President Trump’s Executive Order for a review of Section 230 laws, which provide a level of legal exemption for digital platforms with respect to liability for what users post to them, has now moved to the next stage, with the FCC to decide on the fate of the proposal, and the case for any such revision.
Trump issued his EO after Twitter added warning labels to two of his tweets relating to election participation back in May. Trump had already flagged a potential review of conservative bias on social platforms, and Twitter’s warning labels pushed him to take action.
That resulted in the issuing of his executive order, which officially calls for:
- Increased transparency and accountability from online platforms in regards to platform policies
- A review of protections which provide social platforms a level legal immunity when selectively censoring speech
As per CNN:
“The [proposal is now] in the FCC’s court. The agency must now decide whether to agree to President Donald Trump’s call for FCC oversight of internet platforms. Trump and other Republicans have long criticized companies, including Facebook and Twitter, for allegedly censoring conservatives; the companies have denied the claims.”
If the FCC does decide to action the request, it could implement new restrictions on how social platforms operate, which would limit their capacity to take action on content, depending on the nuances of the updated regulations. But it could also provide the opposite outcome to what the Trump administration expects. Trump, seemingly, is looking to force social platforms to allow more free speech, but added legal liability would more likely see the platforms further limiting such in order to protect themselves from subsequent action.
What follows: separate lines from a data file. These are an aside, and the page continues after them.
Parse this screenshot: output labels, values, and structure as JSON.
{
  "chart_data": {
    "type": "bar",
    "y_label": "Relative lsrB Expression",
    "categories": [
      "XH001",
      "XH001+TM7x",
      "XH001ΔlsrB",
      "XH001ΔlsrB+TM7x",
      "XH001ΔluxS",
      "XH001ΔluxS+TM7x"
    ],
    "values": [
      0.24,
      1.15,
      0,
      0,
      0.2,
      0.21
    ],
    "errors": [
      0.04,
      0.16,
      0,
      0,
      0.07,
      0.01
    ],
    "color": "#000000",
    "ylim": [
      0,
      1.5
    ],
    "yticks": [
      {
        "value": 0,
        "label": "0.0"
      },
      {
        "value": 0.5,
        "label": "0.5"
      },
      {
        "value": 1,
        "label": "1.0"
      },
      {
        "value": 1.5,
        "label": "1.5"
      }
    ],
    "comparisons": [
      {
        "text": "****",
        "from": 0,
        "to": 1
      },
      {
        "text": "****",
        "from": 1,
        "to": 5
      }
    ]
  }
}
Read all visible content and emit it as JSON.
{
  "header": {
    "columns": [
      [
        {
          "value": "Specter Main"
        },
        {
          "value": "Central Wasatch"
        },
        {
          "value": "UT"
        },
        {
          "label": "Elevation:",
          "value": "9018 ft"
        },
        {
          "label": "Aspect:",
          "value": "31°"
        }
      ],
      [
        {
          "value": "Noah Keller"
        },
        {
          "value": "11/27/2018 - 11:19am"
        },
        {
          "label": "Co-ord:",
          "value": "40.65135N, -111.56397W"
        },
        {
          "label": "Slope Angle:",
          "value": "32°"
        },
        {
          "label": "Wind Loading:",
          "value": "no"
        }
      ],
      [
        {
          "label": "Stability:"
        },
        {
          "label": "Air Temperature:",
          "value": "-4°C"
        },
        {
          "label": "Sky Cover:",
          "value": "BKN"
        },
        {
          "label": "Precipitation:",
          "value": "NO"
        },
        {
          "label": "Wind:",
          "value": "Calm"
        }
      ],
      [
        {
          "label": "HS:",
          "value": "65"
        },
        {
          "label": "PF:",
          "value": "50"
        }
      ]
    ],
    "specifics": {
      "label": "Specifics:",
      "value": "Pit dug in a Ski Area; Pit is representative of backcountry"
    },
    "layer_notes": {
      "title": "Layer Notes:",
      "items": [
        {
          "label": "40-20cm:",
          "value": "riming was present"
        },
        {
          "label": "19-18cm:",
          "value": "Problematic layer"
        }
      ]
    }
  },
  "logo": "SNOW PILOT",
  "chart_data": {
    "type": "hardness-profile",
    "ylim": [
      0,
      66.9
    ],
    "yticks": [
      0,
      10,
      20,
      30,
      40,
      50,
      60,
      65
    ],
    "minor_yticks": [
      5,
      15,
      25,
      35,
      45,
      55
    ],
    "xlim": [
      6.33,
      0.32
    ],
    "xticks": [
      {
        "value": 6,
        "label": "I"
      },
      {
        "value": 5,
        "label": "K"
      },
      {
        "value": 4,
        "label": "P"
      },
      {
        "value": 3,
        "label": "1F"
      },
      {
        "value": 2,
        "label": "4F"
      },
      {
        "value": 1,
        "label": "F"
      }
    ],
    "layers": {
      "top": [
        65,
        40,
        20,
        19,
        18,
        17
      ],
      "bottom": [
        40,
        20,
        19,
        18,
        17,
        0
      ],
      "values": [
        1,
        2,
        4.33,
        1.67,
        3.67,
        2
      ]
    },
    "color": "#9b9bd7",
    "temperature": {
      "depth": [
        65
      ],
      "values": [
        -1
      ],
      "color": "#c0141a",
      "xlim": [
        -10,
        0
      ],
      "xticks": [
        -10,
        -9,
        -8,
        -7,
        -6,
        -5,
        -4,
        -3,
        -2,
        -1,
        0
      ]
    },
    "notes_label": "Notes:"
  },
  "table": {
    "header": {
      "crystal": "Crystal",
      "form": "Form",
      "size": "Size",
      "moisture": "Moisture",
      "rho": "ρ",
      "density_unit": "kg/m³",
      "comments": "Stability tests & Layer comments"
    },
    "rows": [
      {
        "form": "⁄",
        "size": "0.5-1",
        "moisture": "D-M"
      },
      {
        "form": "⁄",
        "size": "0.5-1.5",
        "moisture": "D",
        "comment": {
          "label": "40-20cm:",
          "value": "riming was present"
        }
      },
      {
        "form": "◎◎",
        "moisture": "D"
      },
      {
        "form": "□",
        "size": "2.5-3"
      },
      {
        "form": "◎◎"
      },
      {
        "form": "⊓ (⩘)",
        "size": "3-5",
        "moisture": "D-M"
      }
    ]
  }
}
Most legal experts don’t expect the proposal to be adopted by the FCC, which has traditionally avoided regulating internet companies. The FCC does implement standards are regulations for traditional media broadcasts (radio, TV, etc.), but the open nature of digital platforms adds another level of complexity, which means assigning legal responsibility, in any practical respect, is a difficult task
Essentially, applying traditional media regulations on contributor-driven networks is virtually unworkable, which means that the FCC would need to implement a whole new regulatory framework. Which is possible – and definitely, plenty of nations are already calling on social networks to take more action to address hate speech and other content violations. But it would be a significant shift, which would likely require powers beyond the scope of this order.
But, it is going ahead, and it may lead to a broader debate around the obligations of social networks, and the protections for such, moving forward.
That, most likely, won’t end up producing the result that the Trump administration is seeking, but it could spark a new, helpful debate around how we limit the spread of harmful content online.